I only took my first official dive last year. The next time I slip on a tank, it could be to dive with the Master himself – Jean Michel Cousteau. The first son of the late Jacques Cousteau, Jean Michel’s commitment to oceanography and the environment is unparalleled. If it comes off, it’ll be wonderful to share his passion for the underwater world. I have a sneaking suspicion there’ll be no turning back for me then when it comes to diving. Regular travellers can’t obviously dive with JMC, but they can experience the same waters of Fiji that Cousteau loves. I’m hoping to do a few dives with him and convey what makes this part of the world so special. The place where I am hoping to dive with him is the waters surrounding the resort that bears Jean Michel’s name in Savusavu. I learned to dive here late last year and it’s an incredible experience, with patient and experienced diving instructors and a full-time marine biologist to help impart their knowledge of the ocean to guests. Children as young as 10 can learn to dive in Fiji. The resort is very special as any parent knows who has been lucky enough to stay here. Even if you’re child isn’t of diving age, they still learn a lot about the ocean through the resort’s excellent Bula Club program – possibly the best kid’s club in the South Pacific. I, in fact, think Jean Michel Cousteau Fiji Island Resort is one of the world’s best family resorts. But hey I am a bit biased. I married here and have now visited twice with the frequent small flyer (FSF). She loves it. You can see a pic of the FSF here dressed in a Fijian dancing girls’ outfit hand-sewn by her nanny Joana for her second birthday party held at the Bula Club. By day parents can explore the underwater world while the little ones are in the best possible hands. Stay tuned here where I’ll hopefully report back on what it was like to dive with Cousteau himself.
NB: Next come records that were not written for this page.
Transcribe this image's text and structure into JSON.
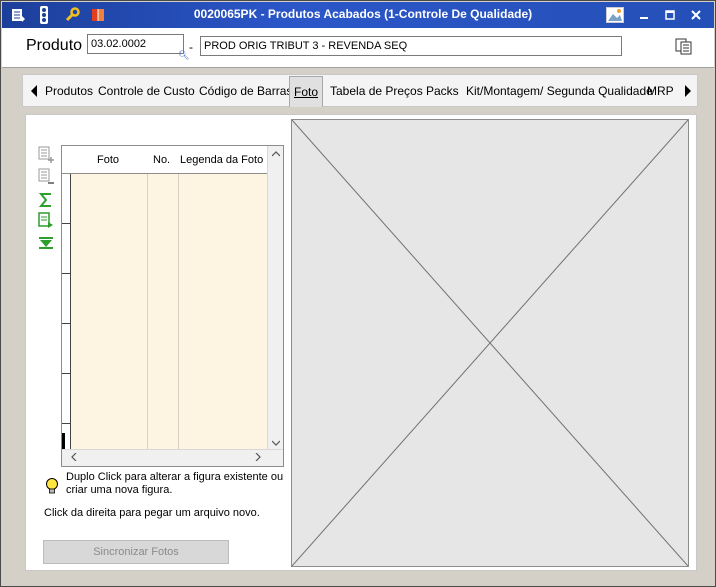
{
  "window": {
    "title": "0020065PK - Produtos Acabados (1-Controle De Qualidade)"
  },
  "header": {
    "label": "Produto",
    "code_value": "03.02.0002",
    "separator": "-",
    "description_value": "PROD ORIG TRIBUT 3 - REVENDA SEQ"
  },
  "tabs": [
    {
      "label": "Produtos"
    },
    {
      "label": "Controle de Custo"
    },
    {
      "label": "Código de Barras"
    },
    {
      "label": "Foto"
    },
    {
      "label": "Tabela de Preços"
    },
    {
      "label": "Packs"
    },
    {
      "label": "Kit/Montagem/ Segunda Qualidade"
    },
    {
      "label": "MRP"
    }
  ],
  "active_tab": "Foto",
  "grid": {
    "columns": [
      {
        "label": "Foto"
      },
      {
        "label": "No."
      },
      {
        "label": "Legenda da Foto"
      }
    ],
    "rows": []
  },
  "hints": {
    "double_click": "Duplo Click para alterar a figura existente ou criar uma nova figura.",
    "right_click": "Click da direita para pegar um arquivo novo."
  },
  "buttons": {
    "sync": "Sincronizar Fotos"
  },
  "colors": {
    "titlebar": "#2550b8",
    "grid_body": "#fdf5e1",
    "tool_green": "#2e9e2e"
  }
}
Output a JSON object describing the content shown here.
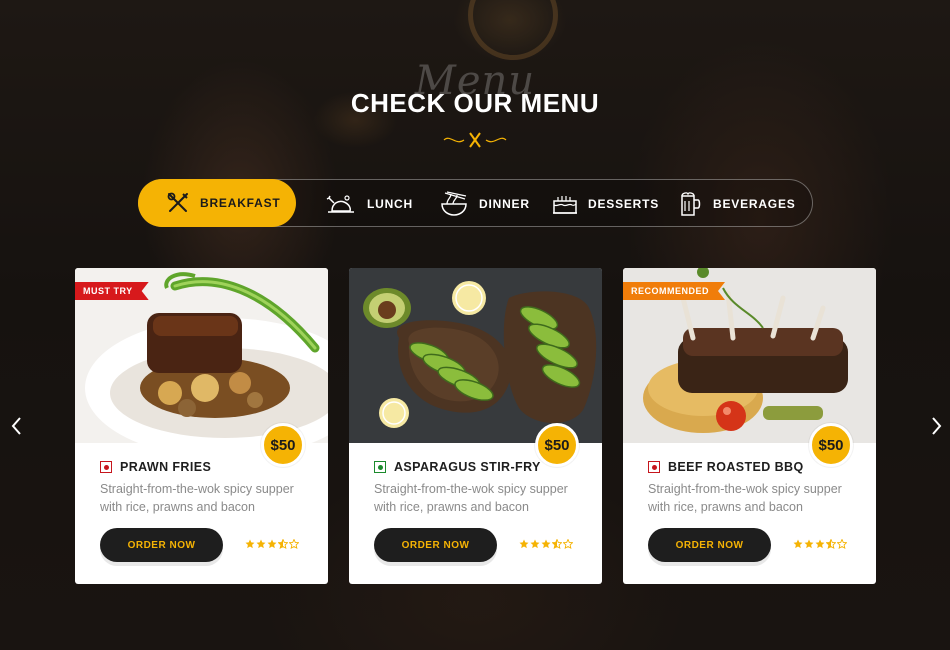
{
  "header": {
    "watermark": "Menu",
    "title": "CHECK OUR MENU"
  },
  "tabs": [
    {
      "label": "BREAKFAST",
      "icon": "fork-knife-icon",
      "active": true
    },
    {
      "label": "LUNCH",
      "icon": "roast-chicken-icon",
      "active": false
    },
    {
      "label": "DINNER",
      "icon": "noodle-bowl-icon",
      "active": false
    },
    {
      "label": "DESSERTS",
      "icon": "cake-icon",
      "active": false
    },
    {
      "label": "BEVERAGES",
      "icon": "beverage-icon",
      "active": false
    }
  ],
  "cards": [
    {
      "ribbon": "MUST TRY",
      "ribbon_color": "#d7191c",
      "price": "$50",
      "veg": false,
      "name": "PRAWN FRIES",
      "description": "Straight-from-the-wok spicy supper with rice, prawns and bacon",
      "button": "ORDER NOW",
      "rating": 3.5,
      "rating_max": 5
    },
    {
      "ribbon": "",
      "ribbon_color": "",
      "price": "$50",
      "veg": true,
      "name": "ASPARAGUS STIR-FRY",
      "description": "Straight-from-the-wok spicy supper with rice, prawns and bacon",
      "button": "ORDER NOW",
      "rating": 3.5,
      "rating_max": 5
    },
    {
      "ribbon": "RECOMMENDED",
      "ribbon_color": "#f07d0a",
      "price": "$50",
      "veg": false,
      "name": "BEEF ROASTED BBQ",
      "description": "Straight-from-the-wok spicy supper with rice, prawns and bacon",
      "button": "ORDER NOW",
      "rating": 3.5,
      "rating_max": 5
    }
  ],
  "colors": {
    "accent": "#f5b304",
    "dark": "#1e1e1e",
    "veg": "#1b8a2c",
    "non_veg": "#c6161d"
  }
}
Today me and the frequent small flyer (FSF) scored some bargain tickets to Kuala Lumpur with Air Asia who are launching their first Sydney flights in April. It’s got me excited about taking the FSF to both Langkawi and Georgetown, Penang, which I wrote about last year for the Sydney Morning Herald and The Age.
It was one of my favorite trips, staying at the boutique Bon Ton Resort’s Temple Tree property on Langkawi and seeing the exciting things Australian ex pats are doing in the UNESCO world heritage listed Georgetown – a rare glimpse of Old Asia which is fast disappearing. I cannot wait to get back to the verandah at Temple Tree and dine on Narelle’s fabulous fried rice, see what Christopher Ong has done with seven shophouses at the eastern end of Stewart Lane, which will open shortly as a luxury Peranakan guesthouse in Georgetown, and explore indepth the narrow laneways and interesting shops of Penang’s old town. Oh and it’ll be SO fun taking the FSF on her first trishaw ride. Why don’t you grab a flight over. At $99 one way, you can’t beat it!
Me and the frequent small flyer (FSF) have just returned from a magical week in Bellingen. We felt like we were in a fairy tale, as we crossed the Never Never Creek and entered the Promised Land. Here we found crystal clear watering holes in NSW’s cleanest river. Families picnicked under the shady trees, kids rode the gentle rapids and we dreamed of a little cottage on the banks of this magical waterway. Highlights of our stay included coffee at the Vintage Nest/Espresso, breakfast at the Hearth Fire Bakery, shopping for home made finds and walking the 1.2 km boardwalk at Urungu where we spotted dolphins. A great place for families to stay is Bellingen’s Vintage Look Farmhouse where the FSF fed the chickens, patted the friendly cows and held a tiny, green tree frog. I hope your start to 2012 was just as magical.